A tragic family death, that could have seen the lives of her children spiral into poverty, instead prompted a mum to change the lives of Australian children doing it tough.
Experiencing the loss of her husband when her children were very young, gave Marianne a unique perspective on the struggles of families.
“In 1984 my husband died suddenly when my daughters were four years and 18 months old,” Marianne explains. “As a single parent, the saving grace was that I was financially secure and could provide for my children. It was a huge relief.”
Decades on, Marianne is now a psychologist. She has seen in her job how family hardship can cause a child to disengage and miss opportunities at school. Some who fall behind will disengage forever and never achieve their potential. Marianne wanted to pay forward her gratitude for always being able to provide for her children.
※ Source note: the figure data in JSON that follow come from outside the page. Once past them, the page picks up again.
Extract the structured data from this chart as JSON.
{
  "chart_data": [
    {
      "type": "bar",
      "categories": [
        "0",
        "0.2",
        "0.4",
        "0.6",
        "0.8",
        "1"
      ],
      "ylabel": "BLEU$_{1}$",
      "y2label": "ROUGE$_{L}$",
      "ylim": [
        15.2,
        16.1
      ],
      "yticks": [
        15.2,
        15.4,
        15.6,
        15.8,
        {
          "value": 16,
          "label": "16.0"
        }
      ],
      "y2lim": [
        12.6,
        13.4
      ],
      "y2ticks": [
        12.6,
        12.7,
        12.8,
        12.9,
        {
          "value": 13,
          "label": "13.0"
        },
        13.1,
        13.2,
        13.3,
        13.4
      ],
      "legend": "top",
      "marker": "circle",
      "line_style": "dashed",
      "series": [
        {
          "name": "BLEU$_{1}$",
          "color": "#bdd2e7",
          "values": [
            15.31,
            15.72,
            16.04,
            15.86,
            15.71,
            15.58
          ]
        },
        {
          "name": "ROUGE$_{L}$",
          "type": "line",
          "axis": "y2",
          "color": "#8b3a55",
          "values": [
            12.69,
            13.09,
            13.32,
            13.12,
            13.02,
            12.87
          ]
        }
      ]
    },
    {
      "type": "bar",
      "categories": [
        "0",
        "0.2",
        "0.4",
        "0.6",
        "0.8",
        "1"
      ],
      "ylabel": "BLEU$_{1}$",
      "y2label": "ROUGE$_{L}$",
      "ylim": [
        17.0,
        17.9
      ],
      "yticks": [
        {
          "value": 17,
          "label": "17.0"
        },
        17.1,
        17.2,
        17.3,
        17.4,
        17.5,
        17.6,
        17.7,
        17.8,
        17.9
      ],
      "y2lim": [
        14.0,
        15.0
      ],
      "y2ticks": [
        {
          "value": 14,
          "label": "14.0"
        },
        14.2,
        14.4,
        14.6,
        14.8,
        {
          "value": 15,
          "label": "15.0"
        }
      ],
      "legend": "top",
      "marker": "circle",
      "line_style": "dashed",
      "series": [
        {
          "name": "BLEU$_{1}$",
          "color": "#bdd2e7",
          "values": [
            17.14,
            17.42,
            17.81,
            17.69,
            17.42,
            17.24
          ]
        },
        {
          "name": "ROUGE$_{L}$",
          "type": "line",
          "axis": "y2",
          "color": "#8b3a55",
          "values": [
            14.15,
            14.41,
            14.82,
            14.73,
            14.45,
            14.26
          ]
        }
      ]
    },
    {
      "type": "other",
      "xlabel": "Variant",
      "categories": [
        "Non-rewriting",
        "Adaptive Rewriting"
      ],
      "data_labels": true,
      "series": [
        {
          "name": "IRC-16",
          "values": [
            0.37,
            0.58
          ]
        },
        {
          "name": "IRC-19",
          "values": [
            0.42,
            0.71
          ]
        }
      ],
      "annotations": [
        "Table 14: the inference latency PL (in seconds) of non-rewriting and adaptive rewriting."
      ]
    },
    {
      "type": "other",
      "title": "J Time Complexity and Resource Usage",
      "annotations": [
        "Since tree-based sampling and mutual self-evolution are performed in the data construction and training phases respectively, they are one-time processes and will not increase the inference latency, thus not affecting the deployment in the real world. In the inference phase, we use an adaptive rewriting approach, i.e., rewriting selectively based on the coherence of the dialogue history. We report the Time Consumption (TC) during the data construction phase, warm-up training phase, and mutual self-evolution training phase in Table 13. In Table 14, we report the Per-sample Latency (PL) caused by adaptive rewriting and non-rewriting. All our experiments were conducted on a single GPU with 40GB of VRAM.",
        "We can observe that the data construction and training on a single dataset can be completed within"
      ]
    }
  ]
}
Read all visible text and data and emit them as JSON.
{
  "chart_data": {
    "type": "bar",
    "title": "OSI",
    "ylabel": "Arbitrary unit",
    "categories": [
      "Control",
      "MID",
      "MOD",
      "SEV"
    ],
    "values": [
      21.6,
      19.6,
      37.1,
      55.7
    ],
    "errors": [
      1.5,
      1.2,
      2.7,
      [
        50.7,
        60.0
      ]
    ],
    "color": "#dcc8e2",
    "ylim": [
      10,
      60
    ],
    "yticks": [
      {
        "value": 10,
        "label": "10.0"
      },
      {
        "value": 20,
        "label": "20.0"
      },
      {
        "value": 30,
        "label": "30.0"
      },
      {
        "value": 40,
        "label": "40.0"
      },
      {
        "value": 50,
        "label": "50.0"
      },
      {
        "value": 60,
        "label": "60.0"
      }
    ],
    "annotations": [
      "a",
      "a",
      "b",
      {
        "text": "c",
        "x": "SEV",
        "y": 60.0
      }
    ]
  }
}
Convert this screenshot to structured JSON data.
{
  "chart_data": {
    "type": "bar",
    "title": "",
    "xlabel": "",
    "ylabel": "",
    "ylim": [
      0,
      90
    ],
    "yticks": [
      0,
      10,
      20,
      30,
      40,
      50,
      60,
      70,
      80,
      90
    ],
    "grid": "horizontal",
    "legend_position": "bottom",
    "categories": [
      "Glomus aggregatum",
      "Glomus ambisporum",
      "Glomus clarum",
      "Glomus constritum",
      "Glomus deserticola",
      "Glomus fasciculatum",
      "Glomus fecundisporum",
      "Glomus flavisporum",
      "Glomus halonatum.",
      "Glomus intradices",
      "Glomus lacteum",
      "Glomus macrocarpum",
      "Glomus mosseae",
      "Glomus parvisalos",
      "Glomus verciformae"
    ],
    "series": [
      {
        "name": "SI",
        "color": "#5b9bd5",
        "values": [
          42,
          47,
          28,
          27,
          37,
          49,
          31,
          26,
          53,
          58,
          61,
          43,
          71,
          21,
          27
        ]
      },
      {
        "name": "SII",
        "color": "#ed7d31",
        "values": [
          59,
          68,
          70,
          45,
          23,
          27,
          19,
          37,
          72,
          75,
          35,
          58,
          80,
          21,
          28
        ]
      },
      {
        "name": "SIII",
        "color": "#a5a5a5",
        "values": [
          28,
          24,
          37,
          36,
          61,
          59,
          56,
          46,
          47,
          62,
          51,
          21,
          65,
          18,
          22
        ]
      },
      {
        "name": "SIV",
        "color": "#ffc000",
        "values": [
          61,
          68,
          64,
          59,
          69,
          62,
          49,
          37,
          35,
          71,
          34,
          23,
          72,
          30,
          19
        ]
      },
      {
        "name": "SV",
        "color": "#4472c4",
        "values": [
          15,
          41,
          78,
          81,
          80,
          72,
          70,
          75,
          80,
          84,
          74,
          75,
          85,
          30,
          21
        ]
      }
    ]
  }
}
So, when she heard The Smith Family could match her with an Australian child in need, to help them make the most of their education, she seized the chance.
The Smith Family’s sponsorship program provides three key pillars of support – financial support for school essentials; guidance from a Learning for Life Coordinator who works with the family to identify the specific needs of that child; and access to out-of-school learning and mentoring programs.
Today, Marianne is a proud sponsor to two students facing complex challenges at home and school. Thanks to Marianne, the parents of her sponsored students can buy learning essentials. Things like books, stationery and uniforms, they might otherwise go without.
“Not having basic things to fit in, like the right school shoes, can affect a child’s self-esteem. It can make it hard for them to pay attention and learn,” she explains. “But when a student can walk into school in proper full uniform, they can feel good. They know ‘I’m part of this, I have a right to be here’.”
The out-of-school learning and mentoring programs enable her students to build the skills they need to thrive in class and beyond. “They have one-on-one homework help, they have extra tuition,” she says. “They can focus on specific areas they’re behind in.”
Marianne realises it may shock some people to learn one in six children and young people live in poverty in a supposedly rich country like Australia. “If you live in a more affluent part of the city, you don’t necessarily recognise how many people do live in poverty,” she says. But understanding the hurdles these students face, Marianne feels a personal responsibility to do something. “It’s just a regular withdrawal on my credit card: it’s so easy yet makes such a difference.”
She invites others who can, to do the same. “It’s really important that children know that they matter, not just to people in their personal lives, but by the wider community,” she says. “My sponsorship can have enormous impact, boosting a student’s confidence, and ability to learn, and giving them a brighter future. It’s a simple way to make an enormous difference.”
While we’re all excitedly labelling our children’s school books and fitting them out in uniforms, it’s worth asking ourselves if we could help support other Aussie kids to feel that same start of school buzz.